THE SCHOOL OF LOVE
[continued from yesterday]
...Let us, then, watch love in action; above all, let us watch it as it beats against the bars of its prison within our own hearts.
For it is there most of all, perhaps there only, that we can read it securely for ourselves, and according to the measure of our own capacity, without any fear of being misled, without any danger of getting out of our depth. "The kingdom of God," said our Lord, "is within you;" and the kingdom of God is nothing if not the kingdom of Love.
What, then, do I understand by a loving nature, the good ground on which the seed of love is likely to bear most abundant fruit?
I understand, first of all, a nature that is easily led to think little of itself.

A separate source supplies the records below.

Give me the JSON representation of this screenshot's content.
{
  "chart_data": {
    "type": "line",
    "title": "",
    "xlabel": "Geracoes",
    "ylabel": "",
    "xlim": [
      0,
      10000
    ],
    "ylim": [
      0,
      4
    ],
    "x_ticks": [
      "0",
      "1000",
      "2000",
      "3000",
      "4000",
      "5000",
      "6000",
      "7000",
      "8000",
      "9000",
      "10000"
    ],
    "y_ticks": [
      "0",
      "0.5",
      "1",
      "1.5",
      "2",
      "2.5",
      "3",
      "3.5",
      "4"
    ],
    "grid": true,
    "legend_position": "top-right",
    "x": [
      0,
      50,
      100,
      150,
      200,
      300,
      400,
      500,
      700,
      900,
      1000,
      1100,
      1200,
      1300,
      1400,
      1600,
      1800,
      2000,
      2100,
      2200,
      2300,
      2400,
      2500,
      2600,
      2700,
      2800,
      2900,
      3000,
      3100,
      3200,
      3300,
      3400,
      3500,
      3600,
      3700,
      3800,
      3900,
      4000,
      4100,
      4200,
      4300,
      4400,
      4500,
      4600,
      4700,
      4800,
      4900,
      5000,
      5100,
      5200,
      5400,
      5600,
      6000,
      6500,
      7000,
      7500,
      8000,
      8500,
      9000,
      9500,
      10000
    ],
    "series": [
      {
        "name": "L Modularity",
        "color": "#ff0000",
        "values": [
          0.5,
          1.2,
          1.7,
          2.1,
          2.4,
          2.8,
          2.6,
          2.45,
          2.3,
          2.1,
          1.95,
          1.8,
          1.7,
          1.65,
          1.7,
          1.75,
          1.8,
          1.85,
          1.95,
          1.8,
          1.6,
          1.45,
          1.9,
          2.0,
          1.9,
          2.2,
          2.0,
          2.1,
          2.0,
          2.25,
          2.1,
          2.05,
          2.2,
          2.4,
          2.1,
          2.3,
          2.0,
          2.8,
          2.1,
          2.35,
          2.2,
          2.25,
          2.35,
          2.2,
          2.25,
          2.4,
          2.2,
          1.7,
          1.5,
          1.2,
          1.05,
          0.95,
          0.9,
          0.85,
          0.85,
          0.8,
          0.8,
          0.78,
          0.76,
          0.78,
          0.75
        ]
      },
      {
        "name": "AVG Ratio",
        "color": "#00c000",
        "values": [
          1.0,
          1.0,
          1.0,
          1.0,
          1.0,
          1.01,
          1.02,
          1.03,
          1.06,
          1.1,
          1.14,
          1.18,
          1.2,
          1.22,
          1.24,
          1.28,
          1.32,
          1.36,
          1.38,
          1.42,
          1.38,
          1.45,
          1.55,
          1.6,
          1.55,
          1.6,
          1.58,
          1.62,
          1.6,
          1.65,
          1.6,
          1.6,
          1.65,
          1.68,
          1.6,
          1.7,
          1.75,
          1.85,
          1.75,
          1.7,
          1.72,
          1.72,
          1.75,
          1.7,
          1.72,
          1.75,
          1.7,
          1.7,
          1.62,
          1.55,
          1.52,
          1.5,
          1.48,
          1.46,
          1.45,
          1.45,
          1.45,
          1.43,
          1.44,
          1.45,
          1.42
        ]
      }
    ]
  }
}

It is a nature which, as it were, is easily distracted from itself by appreciation and admiration of that which it finds around it and in others.
Outside itself it is for ever discovering matter of interest, something worth attention. so that to itself it forgets to give much thought.
Such a trait is common in children, and we love them for it. To them, until they are spoilt, all the world is new and wonderful; themselves they have not yet discovered.
We see it in great poets and great artists. Love of that which inspires them is their life; it makes them unlike other men, act unlike other men, and the common human nature that is in us all makes us claim for them forgiveness for much excess because we know they have loved much.
From The School of Love and Other Essays
by The Most Reverend Alban Goodier, S.J.